Winston Churchill decided to adopt Nelson, a black stray, when he witnessed him chasing off a "huge dog" from Admiralty House, London. Impressed by his bravery, Churchill named the cat after the British admiral Horatio Nelson, 1st Viscount Nelson. Following Churchill's appointment as prime minister in 1940, Nelson moved into 10 Downing Street from Admiralty House sometime during the summer. Opponents of Churchill speculated that he would not bring Nelson to Downing Street, suggesting that Churchill did not like cats; this was refuted by Churchill's friends as a "gross aspersion". Commenters also wondered whether Nelson and the previous prime minister Neville Chamberlain's cat, nicknamed the Munich Mouser, would get along:

How, it is asked, will the "Munich" cat react to "Nelson"? Will it follow Mr. Chamberlain next door to his new home at No. 11, leaving the field at No. 10 to "Nelson"? Or will it refuse to abdicate and call for a showdown in his majesty's court of justice?

The cats did not take a liking to one another, with the rivalry between the pair later compared with that of the 21st-century mousers Larry and Palmerston. Churchill would reportedly regularly entertain guests with stories of Nelson's bravery.

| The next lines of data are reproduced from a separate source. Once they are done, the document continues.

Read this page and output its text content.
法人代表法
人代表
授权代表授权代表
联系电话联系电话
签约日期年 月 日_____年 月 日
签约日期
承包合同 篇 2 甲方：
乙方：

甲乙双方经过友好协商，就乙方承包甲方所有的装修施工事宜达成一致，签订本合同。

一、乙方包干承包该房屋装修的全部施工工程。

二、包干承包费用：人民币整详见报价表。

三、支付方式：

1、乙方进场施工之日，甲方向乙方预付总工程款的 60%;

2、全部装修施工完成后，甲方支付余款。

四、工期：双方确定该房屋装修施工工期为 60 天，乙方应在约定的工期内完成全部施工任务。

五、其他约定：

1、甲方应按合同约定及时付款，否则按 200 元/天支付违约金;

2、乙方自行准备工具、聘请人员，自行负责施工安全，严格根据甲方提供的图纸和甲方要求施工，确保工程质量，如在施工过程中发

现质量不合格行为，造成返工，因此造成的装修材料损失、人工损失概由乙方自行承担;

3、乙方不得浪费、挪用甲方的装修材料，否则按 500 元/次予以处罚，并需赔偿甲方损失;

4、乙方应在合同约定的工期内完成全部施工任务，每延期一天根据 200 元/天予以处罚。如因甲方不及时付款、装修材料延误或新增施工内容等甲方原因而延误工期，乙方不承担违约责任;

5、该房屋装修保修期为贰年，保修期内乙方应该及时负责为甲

During the Christmas season of 1941 the United States gifted Churchill a large number of items, including catnip for Nelson. In February 1942 Quentin Reynolds, an American journalist, reported that Nelson had demonstrated his "faithfulness" to Churchill by jumping into his lap when called; Churchill's daughter Mary claimed that "Nelson isn't really that faithful", and "he [was] only being nice" to Churchill because they were to have salmon for lunch. Reynolds also described a dinner with the Churchills and Nelson in a book published that year, at which Churchill recited parts of Shakespeare's Hamlet. On 2 May 1944, at the Commonwealth Prime Ministers' Conference, Nelson was trapped in a fridge whilst attempting to get "an extra helping of milk", but was soon released unharmed. During meetings with Churchill's war cabinet, Nelson would sit close to Churchill, acting as a "prime ministerial hot water bottle"; the prime minister was reported to have mentioned this fact to Rab Butler, stating that through his acts Nelson "save[d] fuel and power", and thereby aided the war effort.